Our Soul Matters theme for September is Embracing Possibility invites us to consider that “Embracing Possibility has more to do with being a people of vulnerability and courage than we’ve thought. The work isn’t just about believing in possibility.  It’s about being willing to endure a few wounds along the way. It can hurt to be hopeful.” Taking care of ourselves and one another needs to be a priority for us right now. The pandemic has shown us what matters most in life, and family, friends and beloved community have moved into a prime priority position for many of us.  Margaret Wheatly sums it up best: There is no power greater than a community discovering what it cares about. Ask: “What’s possible?” not “What’s wrong?” Keep asking.

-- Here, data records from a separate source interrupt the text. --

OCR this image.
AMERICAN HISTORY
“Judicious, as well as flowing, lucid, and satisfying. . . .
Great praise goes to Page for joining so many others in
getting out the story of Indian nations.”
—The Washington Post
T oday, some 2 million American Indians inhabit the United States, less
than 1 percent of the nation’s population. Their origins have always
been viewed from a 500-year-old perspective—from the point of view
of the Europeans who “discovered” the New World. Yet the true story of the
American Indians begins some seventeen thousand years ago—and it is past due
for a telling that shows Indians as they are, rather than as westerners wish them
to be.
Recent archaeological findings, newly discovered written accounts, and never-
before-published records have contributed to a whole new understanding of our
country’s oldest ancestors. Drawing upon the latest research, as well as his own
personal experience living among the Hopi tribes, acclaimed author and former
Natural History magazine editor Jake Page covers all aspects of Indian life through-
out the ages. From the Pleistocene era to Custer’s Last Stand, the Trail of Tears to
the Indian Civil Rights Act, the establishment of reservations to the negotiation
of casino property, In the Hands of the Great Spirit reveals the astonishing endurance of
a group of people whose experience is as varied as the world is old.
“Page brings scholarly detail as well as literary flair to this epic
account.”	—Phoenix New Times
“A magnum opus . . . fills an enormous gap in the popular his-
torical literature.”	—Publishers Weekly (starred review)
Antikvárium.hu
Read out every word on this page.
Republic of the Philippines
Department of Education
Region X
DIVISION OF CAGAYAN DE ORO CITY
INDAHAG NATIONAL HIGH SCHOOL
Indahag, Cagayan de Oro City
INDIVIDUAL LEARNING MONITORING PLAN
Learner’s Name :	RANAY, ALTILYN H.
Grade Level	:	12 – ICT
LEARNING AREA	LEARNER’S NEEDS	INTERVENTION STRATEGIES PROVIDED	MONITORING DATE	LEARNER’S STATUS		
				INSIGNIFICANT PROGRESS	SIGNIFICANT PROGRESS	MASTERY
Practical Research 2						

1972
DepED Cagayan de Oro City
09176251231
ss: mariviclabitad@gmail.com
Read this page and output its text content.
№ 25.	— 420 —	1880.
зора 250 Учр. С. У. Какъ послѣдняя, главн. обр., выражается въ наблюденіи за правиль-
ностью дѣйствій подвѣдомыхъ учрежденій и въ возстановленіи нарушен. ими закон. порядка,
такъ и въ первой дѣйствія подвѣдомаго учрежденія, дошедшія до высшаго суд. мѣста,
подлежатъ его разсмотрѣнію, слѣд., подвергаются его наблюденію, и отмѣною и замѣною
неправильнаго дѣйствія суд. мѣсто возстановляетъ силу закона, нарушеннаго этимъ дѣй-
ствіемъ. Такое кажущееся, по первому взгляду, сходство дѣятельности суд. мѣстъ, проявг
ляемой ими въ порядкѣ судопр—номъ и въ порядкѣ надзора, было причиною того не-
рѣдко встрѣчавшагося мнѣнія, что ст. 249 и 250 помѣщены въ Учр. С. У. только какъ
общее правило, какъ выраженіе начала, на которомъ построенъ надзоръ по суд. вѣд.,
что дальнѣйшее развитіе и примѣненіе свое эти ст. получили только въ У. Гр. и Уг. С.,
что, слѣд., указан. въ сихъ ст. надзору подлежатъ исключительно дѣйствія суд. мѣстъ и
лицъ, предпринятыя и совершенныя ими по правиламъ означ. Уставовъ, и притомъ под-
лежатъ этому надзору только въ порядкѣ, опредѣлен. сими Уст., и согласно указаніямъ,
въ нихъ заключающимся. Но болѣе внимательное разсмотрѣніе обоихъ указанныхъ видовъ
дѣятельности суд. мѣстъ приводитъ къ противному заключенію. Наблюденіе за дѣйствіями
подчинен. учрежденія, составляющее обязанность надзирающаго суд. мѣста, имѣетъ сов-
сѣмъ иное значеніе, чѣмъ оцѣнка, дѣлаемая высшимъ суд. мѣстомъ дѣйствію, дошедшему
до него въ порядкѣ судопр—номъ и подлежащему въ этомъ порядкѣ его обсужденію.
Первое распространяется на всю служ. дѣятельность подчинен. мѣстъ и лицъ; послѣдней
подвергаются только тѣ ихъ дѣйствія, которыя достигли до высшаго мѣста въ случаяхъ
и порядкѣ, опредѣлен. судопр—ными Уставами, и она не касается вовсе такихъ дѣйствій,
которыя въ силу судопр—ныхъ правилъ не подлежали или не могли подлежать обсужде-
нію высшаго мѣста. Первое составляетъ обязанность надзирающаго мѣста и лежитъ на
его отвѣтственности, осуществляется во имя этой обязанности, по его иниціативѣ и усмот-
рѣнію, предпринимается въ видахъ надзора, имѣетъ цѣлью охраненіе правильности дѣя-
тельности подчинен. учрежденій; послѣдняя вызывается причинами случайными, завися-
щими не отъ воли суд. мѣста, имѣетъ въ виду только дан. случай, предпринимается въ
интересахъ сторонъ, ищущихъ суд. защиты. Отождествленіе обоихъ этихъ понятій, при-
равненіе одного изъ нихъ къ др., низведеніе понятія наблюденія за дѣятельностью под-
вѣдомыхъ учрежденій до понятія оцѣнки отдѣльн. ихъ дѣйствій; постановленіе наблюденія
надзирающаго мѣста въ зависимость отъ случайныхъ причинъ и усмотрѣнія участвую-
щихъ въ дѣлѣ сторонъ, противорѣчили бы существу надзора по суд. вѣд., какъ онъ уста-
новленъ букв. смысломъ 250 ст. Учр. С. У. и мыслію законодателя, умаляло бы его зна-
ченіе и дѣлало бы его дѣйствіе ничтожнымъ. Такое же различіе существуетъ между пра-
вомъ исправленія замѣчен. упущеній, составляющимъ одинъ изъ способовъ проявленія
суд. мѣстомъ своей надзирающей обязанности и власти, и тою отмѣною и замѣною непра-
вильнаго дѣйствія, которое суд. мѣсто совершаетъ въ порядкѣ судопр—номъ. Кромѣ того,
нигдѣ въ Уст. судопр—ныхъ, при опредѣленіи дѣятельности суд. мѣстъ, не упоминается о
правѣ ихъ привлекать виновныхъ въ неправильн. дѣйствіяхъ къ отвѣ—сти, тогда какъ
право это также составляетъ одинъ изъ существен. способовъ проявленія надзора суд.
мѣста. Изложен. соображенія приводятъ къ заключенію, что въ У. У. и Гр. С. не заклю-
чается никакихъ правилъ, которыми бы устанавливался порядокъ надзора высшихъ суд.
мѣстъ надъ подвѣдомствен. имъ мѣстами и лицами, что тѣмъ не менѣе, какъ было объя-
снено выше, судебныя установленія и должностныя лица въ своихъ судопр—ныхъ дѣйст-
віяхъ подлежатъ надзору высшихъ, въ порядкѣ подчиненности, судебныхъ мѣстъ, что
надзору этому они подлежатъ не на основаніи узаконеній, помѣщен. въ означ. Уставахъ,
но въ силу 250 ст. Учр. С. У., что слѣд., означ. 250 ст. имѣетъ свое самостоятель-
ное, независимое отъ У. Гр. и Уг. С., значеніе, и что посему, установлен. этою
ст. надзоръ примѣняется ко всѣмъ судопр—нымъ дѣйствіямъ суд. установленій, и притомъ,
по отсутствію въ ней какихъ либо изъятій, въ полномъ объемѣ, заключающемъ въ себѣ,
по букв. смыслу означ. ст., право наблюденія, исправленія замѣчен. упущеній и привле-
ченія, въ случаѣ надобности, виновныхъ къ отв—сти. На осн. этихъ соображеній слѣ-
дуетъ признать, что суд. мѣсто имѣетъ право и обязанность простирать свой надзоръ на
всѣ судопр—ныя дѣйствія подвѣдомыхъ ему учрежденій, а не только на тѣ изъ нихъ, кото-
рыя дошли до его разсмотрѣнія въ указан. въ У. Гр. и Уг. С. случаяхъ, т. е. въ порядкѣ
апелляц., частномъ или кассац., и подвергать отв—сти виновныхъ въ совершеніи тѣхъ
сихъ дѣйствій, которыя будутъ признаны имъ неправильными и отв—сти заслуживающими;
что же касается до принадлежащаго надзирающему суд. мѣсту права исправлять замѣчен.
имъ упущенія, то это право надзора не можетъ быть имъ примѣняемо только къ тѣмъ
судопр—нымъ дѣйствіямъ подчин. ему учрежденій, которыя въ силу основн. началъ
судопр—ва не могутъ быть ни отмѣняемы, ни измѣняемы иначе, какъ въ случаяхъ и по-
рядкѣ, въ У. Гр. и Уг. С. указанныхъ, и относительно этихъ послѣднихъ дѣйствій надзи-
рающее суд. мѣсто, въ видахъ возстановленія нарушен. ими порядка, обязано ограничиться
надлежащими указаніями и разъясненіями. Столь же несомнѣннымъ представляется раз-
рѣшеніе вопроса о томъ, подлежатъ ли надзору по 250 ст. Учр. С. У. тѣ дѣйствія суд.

Notice what you care about.  

This is just one of many gems of wisdom found in this month’s Soul Matters small groups packet.  Soul Matters groups will be starting again in October, but if you are interested in having an experience of a small group but aren’t ready to commit for whatever reason, I’m going to offer a monthly “Taste of Soul” session. Even if you don’t join a small group, the monthly packet is a wealth of resources for self-reflection and exploration. This month we will meet on Sunday, September 26th at 1 pm via ZoomI hope you will give it a try!

I look forward to meeting you, and in addition to my Zoom office hours and outdoor UUCA events, we can meet for a walk, a one-on-one Zoom appointment, or share time enjoying the beautiful UUCA campus.  Email me for an appointment and join me in embracing the synergy that emerges when we ask one another, “what is possible?”  

In faith and love,
Rev Cathy 






Focus on Family Ministry

I’m Kim Collins, religious exploration coordinator here at UUCA. You’re going to hear a lot about Family Ministry from me this year. So, what does that mean? What kind of family am I talking about? I’m talking about all families. We are all part of a family. Some of us hold tight to our families of origin, others feel love and comfort with their chosen families. Families need not have children in them. Pets definitely also count as family as my pups will attest. I’m not just talking to those of you with children at home, this is for all of us. Every member of this congregation is part of our family.

One of the most important lessons that we have learned during this time is that we need community. The good news is that we have this community that we’ve all been cultivating for years. I think that our community can be stronger than ever. What would it look like if we were all taking care of each other? Would we be able to help each other before the challenges in our lives became emergencies? Our UU faith is not just something that we do on Sunday mornings, it’s how we are in the world. It’s how we are with each other and it’s reflected in our Mission and our covenant to each other.

I want to remind you that UU’s can’t just believe whatever we want. While we all have our own personal relationship with spirituality, we do all share the same values as outlined in our principles. Those shared values are what make us a community and our covenant is what binds us together as a family. Things will never look the same as they did pre pandemic, but I think they can be better. I think we can do better. Our UU identity is a gift we give to the world. Let’s work together to nurture future and current generations of UU’s. Let’s find the joy in taking care of each other.